Thank you for your article about cycling provision and safety in Chichester. I am writing both as a cyclist – it is my normal way of coming into the city – and car driver.
It surely should be axiomatic that cycling be encouraged and promoted: it is good for the health of cyclists; it should reduce the amount of vehicular traffic and thus hopefully mean fewer jams; it should also reduce pollution, which we all know to be a significantly increasing problem. However, for this to happen, cyclists have to feel safe, and for this to obtain there has to be a significant improvement in dedicated and safe cycling provision if people are to be encouraged to return to cycling and to cycle with young families.
While there has been some progress in cycling provision in recent years, for which I am grateful, so much more is needed:
:: We need more dedicated cycle tracks, and preferably not shared use with pedestrians. These include cycle tracks within towns and also between towns, e.g Chichester to Selsey.
:: Those cycle tracks need to be properly maintained, for instance not relying on volunteers to keep Centurion Way clear of nettles and dangerously protruding brambles, and the surface allowed to remain dangerous because of tree roots and cracks, as was the case for some months earlier this year.
:: Car parking should be banned in cycle lanes.
:: The 20mph speed limit should be enforced.

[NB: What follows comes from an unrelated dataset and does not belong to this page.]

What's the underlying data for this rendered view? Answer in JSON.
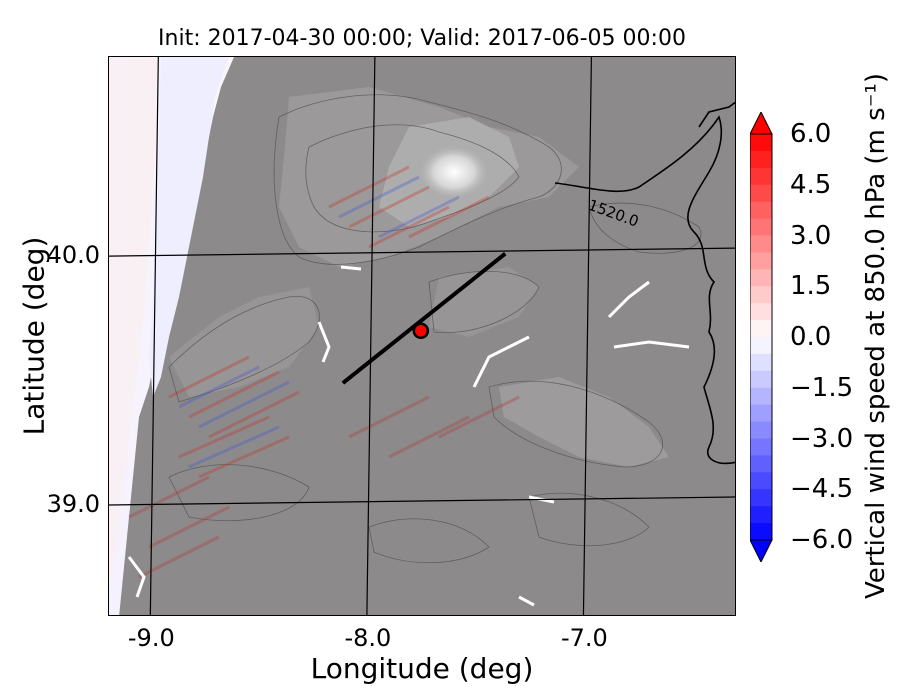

:: Cycling provision should be an inherent consideration in any new building programme.
:: If there is to be another scheme like the futile Northgate gyratory, it needs to be borne in mind in its design that exits to the gyratory are the most dangerous parts of it for a cyclist.
:: There could be more two way use for cyclists along what are otherwise one-way streets, as in the Low Countries.
:: We need more bike racks – I would put the money for the expensive replacement racks into additional racks.
I appreciate that with the financial challenges to local authorities cycling will rightly not be top of the list, when I think of the implications of on-going austerity for services such as housing support, social care, policing, and education. That said, if our councils are serious about cycling, then actions such as the above, not all of which are that expensive, should be implemented sooner rather than later. And our authorities could usefully visit and study the Netherlands and Belgium, where they really do know how to make provision for cyclists.